The point of the example is not the accuracy on ten samples — it is the shape of the pipeline. Swap in 5,000 SMS messages and the same code reaches roughly 97% accuracy with no further engineering. That is the strength of the classical NLP stack: short, transparent, and remarkably hard to beat without a GPU.
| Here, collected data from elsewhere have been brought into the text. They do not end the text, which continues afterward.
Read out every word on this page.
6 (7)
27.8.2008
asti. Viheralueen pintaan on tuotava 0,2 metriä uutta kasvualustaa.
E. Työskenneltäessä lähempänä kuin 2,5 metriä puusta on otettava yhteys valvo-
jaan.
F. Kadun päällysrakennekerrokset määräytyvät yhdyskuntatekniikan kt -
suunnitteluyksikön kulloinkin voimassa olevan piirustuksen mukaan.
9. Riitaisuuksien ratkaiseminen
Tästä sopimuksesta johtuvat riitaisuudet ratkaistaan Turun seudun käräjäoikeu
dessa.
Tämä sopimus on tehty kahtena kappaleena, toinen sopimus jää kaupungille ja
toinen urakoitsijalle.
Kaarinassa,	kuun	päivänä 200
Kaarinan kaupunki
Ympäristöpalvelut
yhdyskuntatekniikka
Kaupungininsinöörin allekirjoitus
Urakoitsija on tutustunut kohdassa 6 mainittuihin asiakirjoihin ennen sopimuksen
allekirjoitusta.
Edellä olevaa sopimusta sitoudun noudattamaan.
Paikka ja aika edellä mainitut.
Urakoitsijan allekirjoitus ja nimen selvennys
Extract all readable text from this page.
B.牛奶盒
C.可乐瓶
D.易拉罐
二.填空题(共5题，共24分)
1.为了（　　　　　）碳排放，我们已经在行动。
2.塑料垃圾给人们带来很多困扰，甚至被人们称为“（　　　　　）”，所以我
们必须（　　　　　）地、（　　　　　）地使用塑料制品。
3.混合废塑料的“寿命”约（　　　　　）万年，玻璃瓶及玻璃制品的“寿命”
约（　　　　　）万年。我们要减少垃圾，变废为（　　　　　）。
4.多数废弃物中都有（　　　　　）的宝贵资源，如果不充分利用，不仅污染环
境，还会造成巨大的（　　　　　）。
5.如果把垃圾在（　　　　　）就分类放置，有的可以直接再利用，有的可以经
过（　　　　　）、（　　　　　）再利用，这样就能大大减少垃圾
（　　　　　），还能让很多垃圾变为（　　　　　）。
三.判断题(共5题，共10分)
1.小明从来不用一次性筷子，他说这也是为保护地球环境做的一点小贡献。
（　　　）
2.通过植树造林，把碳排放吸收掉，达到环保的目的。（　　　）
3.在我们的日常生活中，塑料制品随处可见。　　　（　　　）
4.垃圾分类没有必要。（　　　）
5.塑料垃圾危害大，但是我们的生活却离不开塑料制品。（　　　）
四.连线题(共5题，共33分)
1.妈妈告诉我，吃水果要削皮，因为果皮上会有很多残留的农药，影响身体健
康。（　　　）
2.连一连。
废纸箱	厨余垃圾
Decision Table: Which Steps for Which Task#

Task	Tokenization	Normalization	Stopwords	Features
Search / IR	Word	Stem	Remove	TF-IDF
Sentiment	Word / subword	Lemma	Keep	TF-IDF or embeddings
Topic modeling	Word	Lemma	Remove	BoW or TF-IDF
Machine translation	Subword (BPE)	Minimal	Keep	Embeddings
NER	Word	None	Keep	Embeddings + context
Modern LLMs	Subword (BPE)	None	Keep	Learned embeddings

Rule of thumb. The more model capacity and data you have, the less preprocessing you should do. Deep models learn their own normalization; aggressive preprocessing destroys signal they could have used. Classical ML benefits from careful feature engineering; LLMs prefer raw text.

Summary#

Preprocessing is task-specific. Search wants aggressive normalization; neural models want raw text.
Subword tokenization (BPE, WordPiece, SentencePiece) is the modern default because it bounds vocabulary and handles unseen words.
TF-IDF remains the right baseline. If a TF-IDF + logistic regression baseline beats your fancy model, the fancy model is broken.
Zipf’s law explains why stopword removal helps classical models and why long-tail words are hard.
Less is often more. Over-preprocessing hurts representation learning. Always measure.